07/10/2020 12:23:07 PM

Jul10

                Shabbat Shalom! This week’s Torah portion is Parashat Pinchas, in which we read briefly of God’s praise over Pinchas the priest killing an Israelite man and a Midianite woman for coupling. The Torah then segues on to another census, and the story of five daughters claiming their father’s portion of land since he left no son to inherit his estate. Moses is obnoxiously dense about this, but God comes through for the women, and then shows Moses a view of the Promised Land from atop a mountain and tells Moses how to confer ordination upon Joshua. The parasha wraps up with some holiday sacrifice commandments.

            There’s a lot in this parasha, and I tend to focus on the end of it most years. Obviously, the story of the daughters of Tzelofechad is compelling to a Jewish feminist. Women inheriting property! God telling Moses that the women are objectively right to ask! It’s exciting! But this week, we heard from Rabbi Katy Allen who said that she reads climate change into every Torah portion. I thought that sounded like an interesting challenge, and although I try not to talk about the same thing every week, I wanted to at least see if I could find a lesson about climate change in this week’s parasha.

            Pinchas is a troubling character. Without consulting with anyone else or getting any notice directly from God about the right choice, he spontaneously walks away from the conversation he’s having with Moses at the end of the last parasha to just go stab this other couple. Then in the beginning of this parasha, God praises Pinchas and his actions, and reaffirms his right to the priesthood. The traditional understanding of this was that this couple was representative of a wider problem that had brought about God’s wrath. There was a plague in the Israelite camp (again) because of the mixing of cultures. It wasn’t necessarily bad that the Israelite men were shacking up with Midianite women (the Moabite women were a bit more of a problem themselves, but that’s a different story). The trouble with the Midianite wives were that they were luring the Israelites away from HaShem to follow their gods instead. By killing this one couple in the sight of the whole community, Pinchas makes a strong statement, and the Israelites presumably stop what they are doing and the plague lifts.
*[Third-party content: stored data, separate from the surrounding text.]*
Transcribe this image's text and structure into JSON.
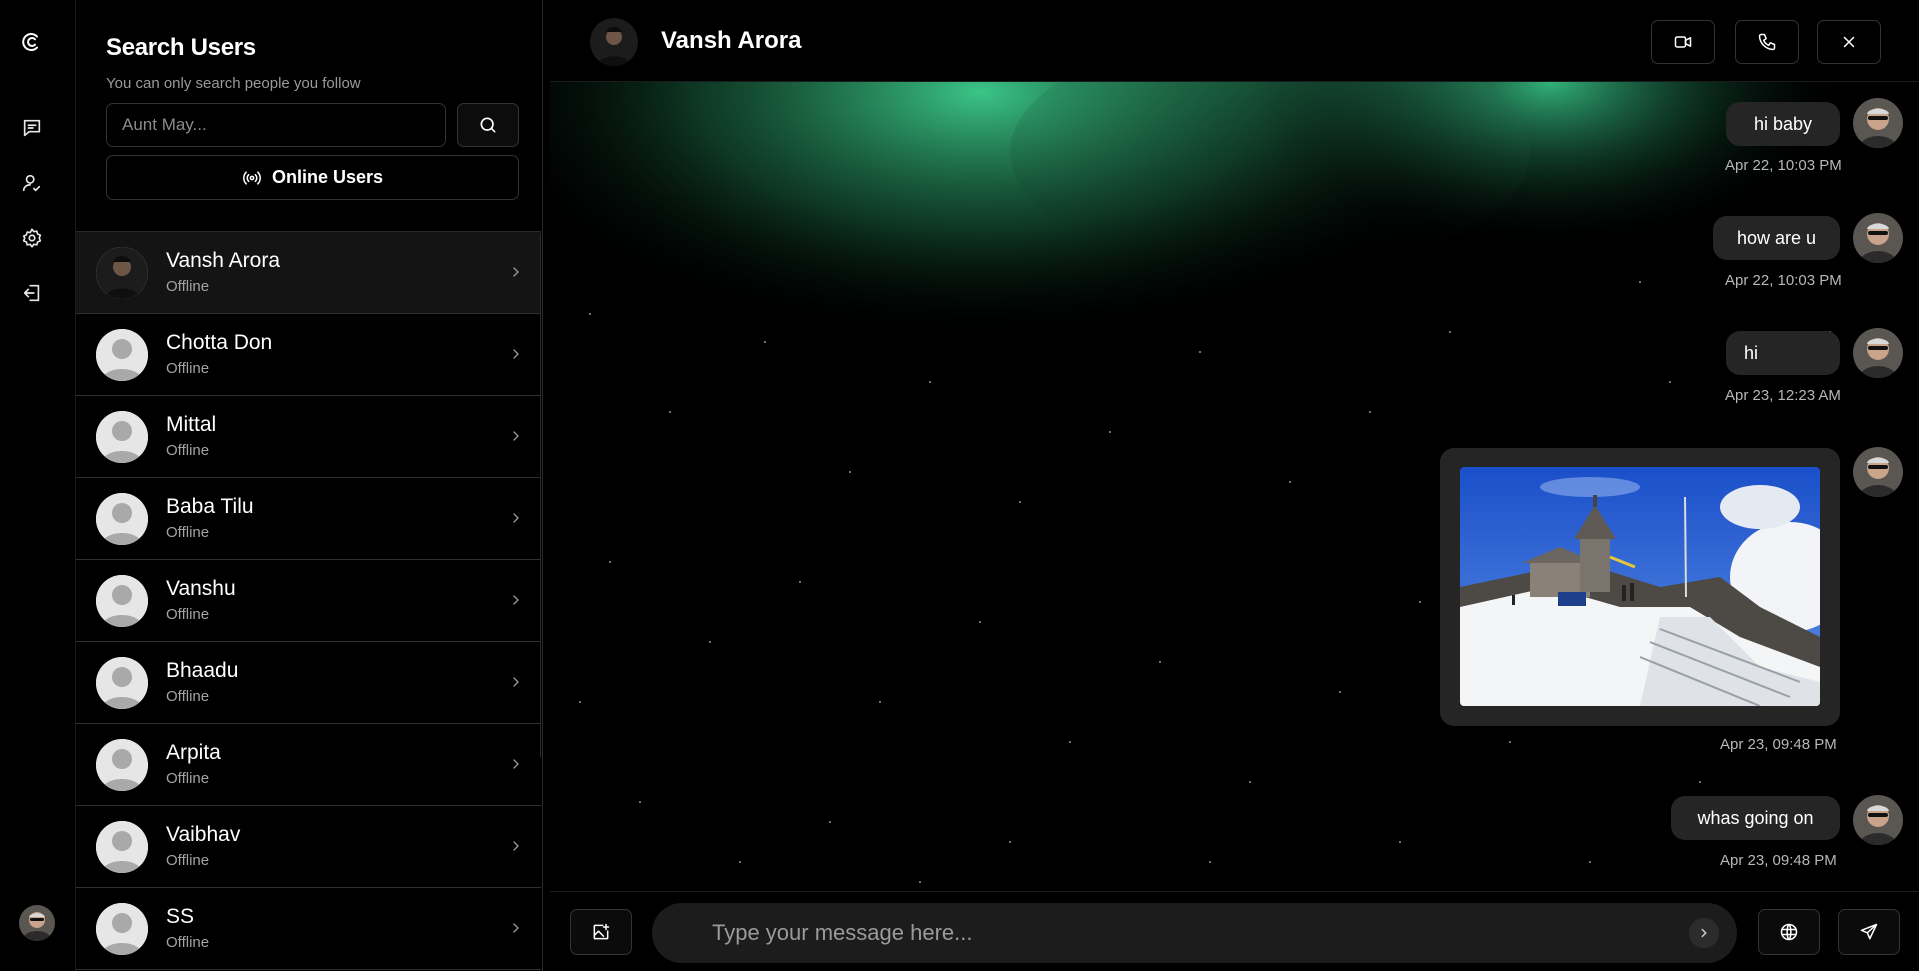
{
  "rail": {
    "items": [
      {
        "icon": "logo-icon"
      },
      {
        "icon": "chat-icon"
      },
      {
        "icon": "user-check-icon"
      },
      {
        "icon": "gear-icon"
      },
      {
        "icon": "logout-icon"
      }
    ],
    "profile_icon": "avatar"
  },
  "panel": {
    "title": "Search Users",
    "subtitle": "You can only search people you follow",
    "search_placeholder": "Aunt May...",
    "online_button": "Online Users"
  },
  "users": [
    {
      "name": "Vansh Arora",
      "status": "Offline",
      "active": true
    },
    {
      "name": "Chotta Don",
      "status": "Offline"
    },
    {
      "name": "Mittal",
      "status": "Offline"
    },
    {
      "name": "Baba Tilu",
      "status": "Offline"
    },
    {
      "name": "Vanshu",
      "status": "Offline"
    },
    {
      "name": "Bhaadu",
      "status": "Offline"
    },
    {
      "name": "Arpita",
      "status": "Offline"
    },
    {
      "name": "Vaibhav",
      "status": "Offline"
    },
    {
      "name": "SS",
      "status": "Offline"
    }
  ],
  "chat": {
    "contact_name": "Vansh Arora",
    "header_buttons": [
      "video-icon",
      "phone-icon",
      "close-icon"
    ],
    "messages": [
      {
        "text": "hi baby",
        "time": "Apr 22, 10:03 PM"
      },
      {
        "text": "how are u",
        "time": "Apr 22, 10:03 PM"
      },
      {
        "text": "hi",
        "time": "Apr 23, 12:23 AM"
      },
      {
        "type": "image",
        "time": "Apr 23, 09:48 PM"
      },
      {
        "text": "whas going on",
        "time": "Apr 23, 09:48 PM"
      }
    ]
  },
  "composer": {
    "placeholder": "Type your message here...",
    "buttons": [
      "image-add-icon",
      "globe-icon",
      "send-icon"
    ]
  },
  "colors": {
    "background": "#000000",
    "bubble": "#252525",
    "aurora": "#3ecf8e",
    "muted": "#9a9a9a"
  }
}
            It’s still a pretty troubling narrative, especially given that one of the big takeaways from the Akeidah is that Jews don’t do human sacrifice. But let’s distance ourselves from the murder and human sacrifice and potential xenophobia of the text on its face value, and understand it as a metaphor. There was a widespread problem in the camp, that seemed near impossible to stop all at once. The people weren’t listening to those who recognized the problem for what it was and continued on or chose to look the other way when their neighbors continued on. Some decided to take drastic action to set an example and affect big change that went far beyond the immediate consequences of the action itself.

            We have a system of using fossil fuels, unsustainable factory farming, wasteful use of resources, and so on, that feels incredibly difficult to break away from. It is pervasive throughout our community, and even those who know it’s a problem seem to not really know how to address it effectively or at least cannot seem to encourage those with the ability to affect change to do so. There are those among us – and I must admit I am not really one of them – who have taken it upon themselves to take drastic actions to set an example and force change. They tie themselves to trees to prevent deforestation, they occupy oil rigs to stop drilling, they lay down their lives to protect sacred indigenous lands and water resources and keep pipelines out, they go vegan and manage to live trash-free lifestyles. Perhaps these actions will ripple out beyond those immediately affected by them and institute widespread change, will cease the plague of climate disaster that looms over us. It won’t be an easy or immediate change, I think, but it is necessary, or just like with the Israelite camp more people will die – of scarcity, of war driven by scarcity, of floods, of poison from the polluted water, air, and land.

            May we learn to sacrifice convenience for the sake of safety and health for all, for future generations, and may we avert plague and climate crisis now. Amen and Shabbat Shalom.